UPDATE 23/05/2017 5.45pm: Kerbal Space Program's developer Squad has clarified that Valve only hired certain former members from the rocket simulator's development team, not the whole team.
“To clarify Valve did not hire 'the KSP team' to join them, but rather hired several people who had once been a part of the Squad development team, and have not worked there for nearly a year,” said a Squad spokesperson in an email to Eurogamer.
"They formerly worked at Squad - they were never poached directly from Squad," the developer noted.
“We want to clarify that Squad is not joining Valve, and we continue to be an independent studio with the core KSP team remaining at Squad, hard at work on the improved KSP for consoles port, Update 1.3 and the Making History Expansion.

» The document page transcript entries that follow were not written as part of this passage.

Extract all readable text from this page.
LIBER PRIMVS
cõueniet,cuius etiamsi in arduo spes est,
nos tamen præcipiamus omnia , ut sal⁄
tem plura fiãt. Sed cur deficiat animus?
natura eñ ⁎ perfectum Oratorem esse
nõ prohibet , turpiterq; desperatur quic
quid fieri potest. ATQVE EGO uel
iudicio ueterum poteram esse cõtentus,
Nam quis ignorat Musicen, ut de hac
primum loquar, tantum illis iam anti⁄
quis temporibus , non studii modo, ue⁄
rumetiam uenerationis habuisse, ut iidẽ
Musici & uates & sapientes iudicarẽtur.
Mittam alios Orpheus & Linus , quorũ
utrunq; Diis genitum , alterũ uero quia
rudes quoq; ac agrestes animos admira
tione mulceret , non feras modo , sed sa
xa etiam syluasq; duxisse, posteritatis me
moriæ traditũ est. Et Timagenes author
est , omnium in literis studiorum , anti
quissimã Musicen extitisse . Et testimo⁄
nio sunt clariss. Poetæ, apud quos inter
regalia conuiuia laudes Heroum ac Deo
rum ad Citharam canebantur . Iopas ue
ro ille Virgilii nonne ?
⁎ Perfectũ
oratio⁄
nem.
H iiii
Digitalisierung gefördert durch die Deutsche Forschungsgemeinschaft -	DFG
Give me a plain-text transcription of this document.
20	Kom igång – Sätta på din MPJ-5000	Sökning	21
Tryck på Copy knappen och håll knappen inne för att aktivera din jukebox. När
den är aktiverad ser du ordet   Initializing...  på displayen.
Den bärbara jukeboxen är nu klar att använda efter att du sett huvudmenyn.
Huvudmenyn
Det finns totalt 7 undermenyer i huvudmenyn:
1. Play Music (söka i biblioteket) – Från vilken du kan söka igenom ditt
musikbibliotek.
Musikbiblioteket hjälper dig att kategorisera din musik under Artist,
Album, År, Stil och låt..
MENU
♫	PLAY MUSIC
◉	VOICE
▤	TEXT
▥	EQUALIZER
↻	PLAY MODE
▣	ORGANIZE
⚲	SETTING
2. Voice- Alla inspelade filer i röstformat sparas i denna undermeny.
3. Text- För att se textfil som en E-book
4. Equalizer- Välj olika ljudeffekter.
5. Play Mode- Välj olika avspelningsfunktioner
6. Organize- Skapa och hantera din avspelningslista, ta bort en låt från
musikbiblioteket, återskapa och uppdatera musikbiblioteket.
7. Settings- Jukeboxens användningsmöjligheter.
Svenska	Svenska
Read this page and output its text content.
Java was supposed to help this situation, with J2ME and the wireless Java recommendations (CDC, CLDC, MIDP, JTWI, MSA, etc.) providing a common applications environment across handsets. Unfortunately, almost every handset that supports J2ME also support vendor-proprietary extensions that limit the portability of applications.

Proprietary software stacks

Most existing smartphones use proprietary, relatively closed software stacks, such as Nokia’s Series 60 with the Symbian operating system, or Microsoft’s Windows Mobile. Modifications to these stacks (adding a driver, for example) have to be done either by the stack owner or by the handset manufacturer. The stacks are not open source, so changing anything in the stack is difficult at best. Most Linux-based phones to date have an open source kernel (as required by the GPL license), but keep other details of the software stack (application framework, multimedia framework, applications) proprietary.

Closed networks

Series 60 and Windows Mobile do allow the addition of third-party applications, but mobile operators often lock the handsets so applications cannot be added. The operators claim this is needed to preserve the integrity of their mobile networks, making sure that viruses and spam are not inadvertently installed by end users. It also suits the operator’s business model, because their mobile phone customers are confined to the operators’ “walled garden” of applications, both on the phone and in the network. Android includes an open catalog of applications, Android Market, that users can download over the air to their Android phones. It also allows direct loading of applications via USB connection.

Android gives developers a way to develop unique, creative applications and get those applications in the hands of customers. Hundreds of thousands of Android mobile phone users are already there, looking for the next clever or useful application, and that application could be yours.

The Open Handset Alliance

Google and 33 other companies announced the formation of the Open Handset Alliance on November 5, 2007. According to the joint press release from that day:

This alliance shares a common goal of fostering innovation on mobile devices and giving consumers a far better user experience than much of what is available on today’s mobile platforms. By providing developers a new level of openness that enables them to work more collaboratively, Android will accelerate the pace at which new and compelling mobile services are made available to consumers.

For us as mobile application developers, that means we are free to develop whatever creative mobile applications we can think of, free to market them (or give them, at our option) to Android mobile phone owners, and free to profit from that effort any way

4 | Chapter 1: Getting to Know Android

The KSP community shouldn't be concerned about this news having any impact on the game,” the developer added in a statement on its forum.
“Regarding the developers joining Valve, it is important to note that we have had several people working on our team over the years, and it is common among development studios for team members to come and go. If some of them joined Valve, it is on their own behalf and we wish them good luck and success in their current and future endeavors.”
ORIGINAL STORY 22/05/2017 10.43pm: Valve has hired the team behind Kerbal Space Program to work on... something.
What the Kerbal developer, Squad, is doing at Valve is anyone's guess, but one can only speculate that they're working on a new game with the Half-Life 2 and Portal studio.
News of the Kerbal devs moving from their base of Mexico City to Valve's Redmond, Washington headquarters came courtesy of the Game Dev Unchained podcast (via PC GamesN) where former Valve environmental designer Roger Lundeen mentioned the acquisition.
"They're still buying up mod teams," Lundeen said, unaware that Kerbal Space Program is its own game and not a mod.
"The modders who made Kerbal Space Station [sic]" he continued, "they just gave that entire team jobs."
He noted that this happened around four to six months ago.
When asked for comment on how many former Squad staffers accepted jobs at Valve, a Valve spokesperson told Eurogamer "I can confirm that they joined Valve a while back. More details soon."
Valve hiring whole teams at once is nothing new as Portal began as a student project before Valve saw how well the team worked together and decided to buy not just the idea, or the prototype, or cherry pick certain staffers. Instead, it brought the whole crew over as it saw their collaborative spark.
In the meantime, we know Valve is working on three "full" VR games. Perhaps the Kerbal devs are the masterminds behind one of them?
We awarded Kerbal Space Program the highly coveted Eurogamer Essential badge, after all. Thus the team working with Valve sounds very promising indeed.